Just when the deer think they have humans figured out, they go and do something whacko like that   You can call yourself a biathelete ski and shoot, ski and shoot., ski and shoot   .


----------



## mondeo (Nov 26, 2008)

jaja111 said:


> Excellent start to the season in the buttcrack of Western NY.
> 
> http://www.holidayvalley.com/snowreport.cfm
> 
> ...


 
I think my brother went skiing opening day at Holiday. I just shoveled about 3 inches of fairly heavy lake effect snow out of the driveway at my parents' house, and it's still coming down pretty good.
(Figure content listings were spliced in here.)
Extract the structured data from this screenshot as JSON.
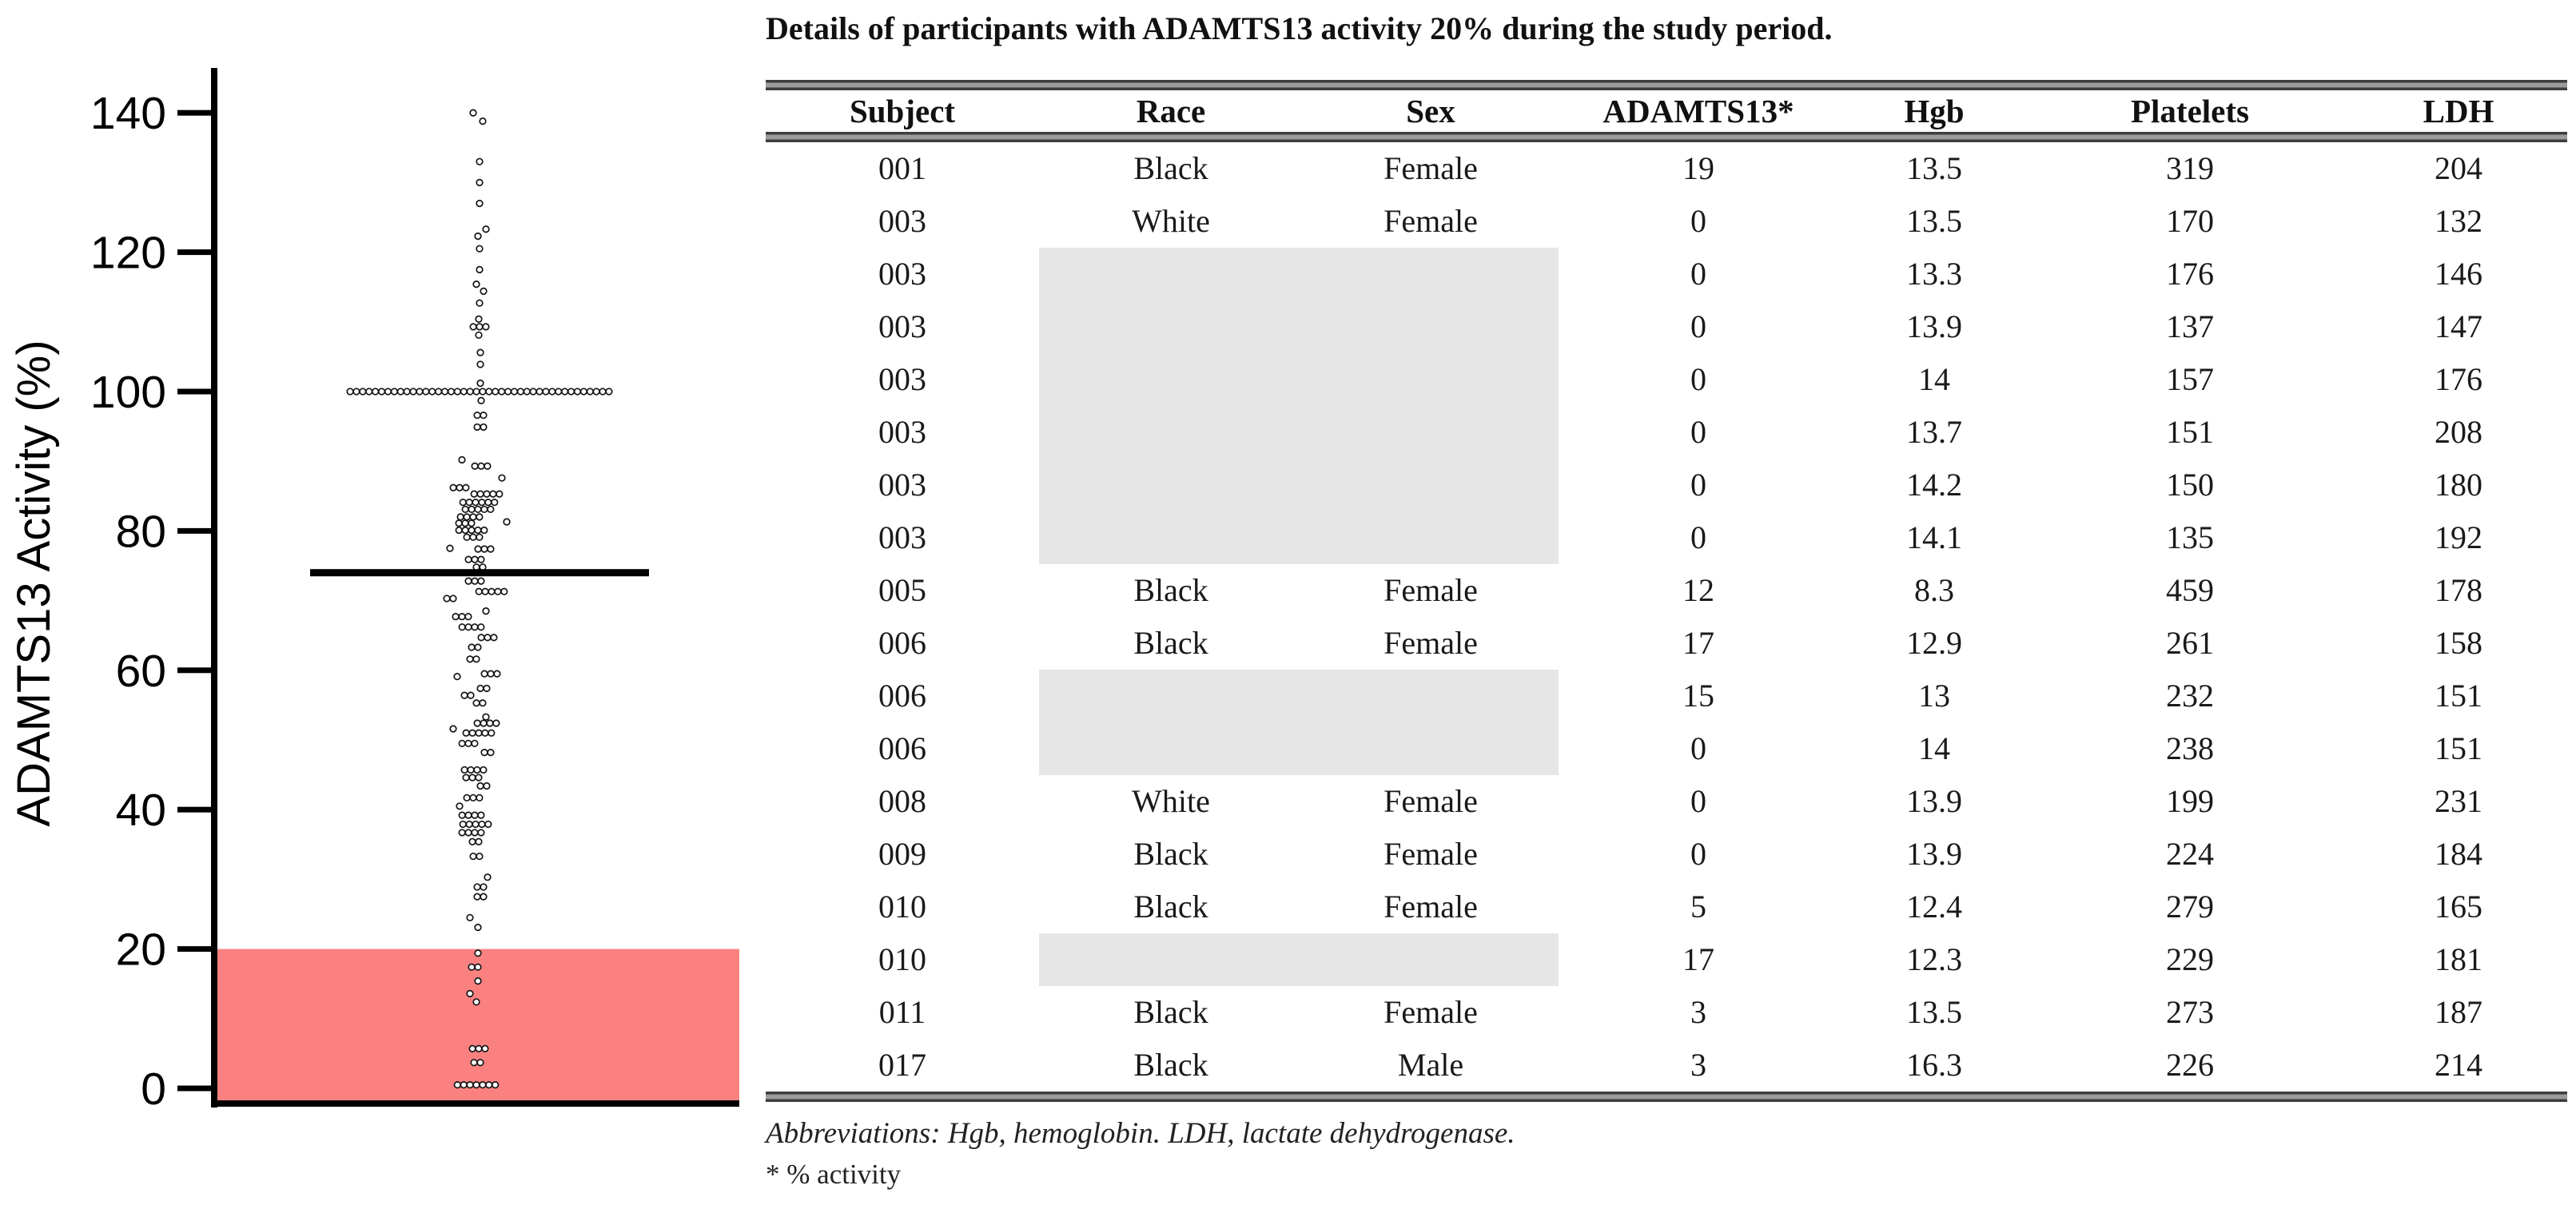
{
  "figure": {
    "kind": "scientific-figure",
    "panels": [
      "adamts13-activity-dot-plot",
      "participants-table"
    ]
  },
  "chart_data": {
    "type": "scatter",
    "subtype": "beeswarm-dot-plot",
    "title": "",
    "xlabel": "",
    "ylabel": "ADAMTS13 Activity (%)",
    "yticks": [
      0,
      20,
      40,
      60,
      80,
      100,
      120,
      140
    ],
    "ylim": [
      -2,
      150
    ],
    "grid": false,
    "legend": "none",
    "mean_line_value": 74,
    "red_zone": {
      "from": 0,
      "to": 20,
      "color": "#fb8181",
      "meaning": "ADAMTS13 activity 20% threshold band"
    },
    "dot_style": {
      "fill": "#ffffff",
      "stroke": "#161616"
    },
    "points_format": [
      "value",
      "count_in_row",
      "x_offset_px"
    ],
    "points": [
      [
        140,
        1,
        -8
      ],
      [
        138.8,
        1,
        4
      ],
      [
        133,
        1,
        0
      ],
      [
        130,
        1,
        0
      ],
      [
        127,
        1,
        0
      ],
      [
        123.3,
        1,
        8
      ],
      [
        122.3,
        1,
        -2
      ],
      [
        120.5,
        1,
        0
      ],
      [
        117.5,
        1,
        0
      ],
      [
        115.4,
        1,
        -4
      ],
      [
        114.4,
        1,
        5
      ],
      [
        112.7,
        1,
        0
      ],
      [
        110.4,
        1,
        -1
      ],
      [
        109.3,
        3,
        0
      ],
      [
        108.1,
        1,
        -1
      ],
      [
        105.6,
        1,
        1
      ],
      [
        103.9,
        1,
        1
      ],
      [
        101.2,
        1,
        1
      ],
      [
        100,
        42,
        0
      ],
      [
        98.7,
        1,
        2
      ],
      [
        96.6,
        2,
        1
      ],
      [
        94.9,
        2,
        1
      ],
      [
        90.2,
        1,
        -22
      ],
      [
        89.3,
        3,
        2
      ],
      [
        87.6,
        1,
        28
      ],
      [
        86.2,
        3,
        -25
      ],
      [
        85.3,
        5,
        9
      ],
      [
        84.1,
        6,
        -1
      ],
      [
        83.1,
        5,
        -2
      ],
      [
        82.0,
        4,
        -12
      ],
      [
        81.3,
        1,
        34
      ],
      [
        81.1,
        3,
        -18
      ],
      [
        80.1,
        5,
        -10
      ],
      [
        79.1,
        3,
        -8
      ],
      [
        77.5,
        1,
        -37
      ],
      [
        77.4,
        3,
        6
      ],
      [
        75.9,
        3,
        -6
      ],
      [
        74.8,
        2,
        0
      ],
      [
        72.8,
        3,
        -6
      ],
      [
        71.3,
        5,
        15
      ],
      [
        70.3,
        2,
        -37
      ],
      [
        68.5,
        1,
        8
      ],
      [
        67.7,
        3,
        -22
      ],
      [
        66.2,
        4,
        -10
      ],
      [
        64.7,
        3,
        10
      ],
      [
        63.3,
        2,
        -6
      ],
      [
        61.6,
        2,
        -8
      ],
      [
        59.5,
        3,
        14
      ],
      [
        59.1,
        1,
        -28
      ],
      [
        57.4,
        2,
        5
      ],
      [
        56.4,
        2,
        -15
      ],
      [
        55.3,
        2,
        0
      ],
      [
        53.3,
        1,
        8
      ],
      [
        52.4,
        4,
        9
      ],
      [
        51.6,
        1,
        -33
      ],
      [
        51.0,
        5,
        -1
      ],
      [
        49.5,
        3,
        -14
      ],
      [
        48.2,
        2,
        10
      ],
      [
        45.7,
        4,
        -7
      ],
      [
        44.6,
        3,
        -9
      ],
      [
        43.4,
        2,
        5
      ],
      [
        41.7,
        3,
        -8
      ],
      [
        40.5,
        1,
        -25
      ],
      [
        39.2,
        4,
        -10
      ],
      [
        37.9,
        5,
        -5
      ],
      [
        36.7,
        4,
        -10
      ],
      [
        35.4,
        2,
        -5
      ],
      [
        33.3,
        2,
        -4
      ],
      [
        30.3,
        1,
        10
      ],
      [
        28.9,
        2,
        1
      ],
      [
        27.5,
        2,
        1
      ],
      [
        24.5,
        1,
        -12
      ],
      [
        23.1,
        1,
        -2
      ],
      [
        19.4,
        1,
        -2
      ],
      [
        17.4,
        2,
        -6
      ],
      [
        15.4,
        1,
        -2
      ],
      [
        13.6,
        1,
        -12
      ],
      [
        12.4,
        1,
        -4
      ],
      [
        5.7,
        3,
        -1
      ],
      [
        3.7,
        2,
        -3
      ],
      [
        0.5,
        7,
        -4
      ]
    ]
  },
  "table": {
    "title": "Details of participants with ADAMTS13 activity 20% during the study period.",
    "columns": [
      "Subject",
      "Race",
      "Sex",
      "ADAMTS13*",
      "Hgb",
      "Platelets",
      "LDH"
    ],
    "rows": [
      [
        "001",
        "Black",
        "Female",
        "19",
        "13.5",
        "319",
        "204"
      ],
      [
        "003",
        "White",
        "Female",
        "0",
        "13.5",
        "170",
        "132"
      ],
      [
        "003",
        "",
        "",
        "0",
        "13.3",
        "176",
        "146"
      ],
      [
        "003",
        "",
        "",
        "0",
        "13.9",
        "137",
        "147"
      ],
      [
        "003",
        "",
        "",
        "0",
        "14",
        "157",
        "176"
      ],
      [
        "003",
        "",
        "",
        "0",
        "13.7",
        "151",
        "208"
      ],
      [
        "003",
        "",
        "",
        "0",
        "14.2",
        "150",
        "180"
      ],
      [
        "003",
        "",
        "",
        "0",
        "14.1",
        "135",
        "192"
      ],
      [
        "005",
        "Black",
        "Female",
        "12",
        "8.3",
        "459",
        "178"
      ],
      [
        "006",
        "Black",
        "Female",
        "17",
        "12.9",
        "261",
        "158"
      ],
      [
        "006",
        "",
        "",
        "15",
        "13",
        "232",
        "151"
      ],
      [
        "006",
        "",
        "",
        "0",
        "14",
        "238",
        "151"
      ],
      [
        "008",
        "White",
        "Female",
        "0",
        "13.9",
        "199",
        "231"
      ],
      [
        "009",
        "Black",
        "Female",
        "0",
        "13.9",
        "224",
        "184"
      ],
      [
        "010",
        "Black",
        "Female",
        "5",
        "12.4",
        "279",
        "165"
      ],
      [
        "010",
        "",
        "",
        "17",
        "12.3",
        "229",
        "181"
      ],
      [
        "011",
        "Black",
        "Female",
        "3",
        "13.5",
        "273",
        "187"
      ],
      [
        "017",
        "Black",
        "Male",
        "3",
        "16.3",
        "226",
        "214"
      ]
    ],
    "merged_cell_color": "#e6e6e6",
    "footnotes": [
      "Abbreviations: Hgb, hemoglobin. LDH, lactate dehydrogenase.",
      "* % activity"
    ]
  }
}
My dad shoveled a foot of snow at my grandmother's house about 15 minutes from HV this morning.


----------



## Trekchick (Dec 1, 2008)

I skied today on some serious hard pack.  Started snowing about an hour before it was time to quit.  Now we're getting some good stuff.  I'll be out snowplowing in about an hour, and will probably be on it for a while under these conditions 
I'll send it your way!


----------



## billski (Dec 1, 2008)

Trekchick said:


> I skied today on some serious hard pack.  Started snowing about an hour before it was time to quit.  Now we're getting some good stuff.  I'll be out snowplowing in about an hour, and will probably be on it for a while under these conditions
> I'll send it your way!



Where are you located?


----------



## Trekchick (Dec 1, 2008)

I'm near Cadillac, which is just below the TVC in the radar image, below Grand Traverse Bay about 40 minutes.


----------